No voice in Westminster, no local Executive. They aren’t wanted in the Dáil and they sit in the corner in Brussels. Like it or not, the reality is that Sinn Féin have cowardly abandoned the north’s nationalist population leaving them without a voice. All the while, allowing a pro-Brexit DUP to rule the roost with the Tories.

Sinn Féin can talk all they want about the Irish government and Brussels having the power to stop Brexit.


Surely, it would be better to oppose these on all fronts rather than hedge your bets on a few. Sinn Féin have no power in the Irish government. In Brussels, Sinn Féin have embarrassed themselves as they sit alone in the


back corner. The simple fact is that Sinn Féin have no power in any of these places.


So, rather than take lectures from a party that showed they do not have the nerve to intervene over Brexit, the SDLP will continue to lobby for and demand that the best interests of the people of Ireland are wholly and fully protected.

DANIEL McCROSSAN MLA


SDLP, West Tyrone

What utter rubbish

I would like to challenge Trevor Ringland’s letter,  – Hunger strikers bring to mind the Ulster expression ‘brave but stupid’ (August 3).

Firstly, he says the hunger strikers should have used their ‘constitutional aspirations’. What utter rubbish. Has he not heard of Bloody Sunday? All mechanisms of the state applauded the mass murder of unarmed fleeing British citizens seeking to assert their ‘constitutional aspirations’, and the perpetrators are still protected by people  justifying the unjustifiable, underpinned by their simple hatred of their neighbours.


The second point is that if you are unlucky enough to be labelled a ‘Catholic’ or, God forbid, a ‘republican’ by your neighbours in some parts of Northern Ireland you may as well starve yourself to death than live with neighbours – many occupying roles of state power – espousing the condescending hatred that led to violent civil unrest in the first place. 

It is interesting that he refers to Auschwitz. The German Nazis and their partisan state created a perceived criminal underclass of their neighbourhood Jews whom they thought threatened their ‘superior culture’ and then sought to murder them. Maybe Trevor thinks the unfortunates labelled ‘Jews’ should have pursued their ‘constitutional aspirations’ also. Unfortunately it was only through the use of bombs and bullets that the allies cured the mass superiority complex affecting the militaristic Germans,  revealing it as rubbish created as an excuse to allow them to grab with both hands  the opportunity to don a uniform and triumphantly oppress their German Jewish neighbours they disgustingly treated as  ‘second-class citizens’.

C O’RIS


Dublin

Bring me sunshine

It’s been raining here for three days now. I resent those who say they are delighted their lawns are getting watered.
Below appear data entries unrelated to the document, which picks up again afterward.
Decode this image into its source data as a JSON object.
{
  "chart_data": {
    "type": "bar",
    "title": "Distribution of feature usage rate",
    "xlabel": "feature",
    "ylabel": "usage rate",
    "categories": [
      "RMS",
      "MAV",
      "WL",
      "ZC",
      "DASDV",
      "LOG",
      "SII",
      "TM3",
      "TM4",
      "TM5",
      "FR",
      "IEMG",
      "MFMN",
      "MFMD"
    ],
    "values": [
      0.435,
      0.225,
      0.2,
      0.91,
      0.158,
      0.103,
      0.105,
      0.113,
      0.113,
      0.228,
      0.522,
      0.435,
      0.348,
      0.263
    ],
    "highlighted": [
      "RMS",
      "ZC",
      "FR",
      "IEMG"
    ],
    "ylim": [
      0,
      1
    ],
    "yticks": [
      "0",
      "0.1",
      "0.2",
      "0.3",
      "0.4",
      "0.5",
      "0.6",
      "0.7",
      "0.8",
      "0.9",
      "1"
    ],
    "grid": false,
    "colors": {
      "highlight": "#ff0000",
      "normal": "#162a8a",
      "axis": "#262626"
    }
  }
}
I am now back to daytime TV ads and torn between searching for an accident which wasn’t my fault and/or taking out another type of insurance to pay for my funeral. Could I do the two – and if so how do I profit from the latter choice?

All this indecision just because the sun stopped shining. Happy now?

ROBERT SULLIVAN


Bantry, Co Cork

Querulous response

The tone of Dr Niall Meehan’s letters has become somewhat querulous and testy of late as Fr Patrick MacCafferty continues his stout defence of his views against abortion. Dr Meehan also resorts to the tired tactic of throwing in everything including the kitchen sink in an attempt to muddy the waters by widening the debate. Could I ask him to please make something clear. How does he reconcile with his conscience the fact that abortion is the deliberate expunging of human life?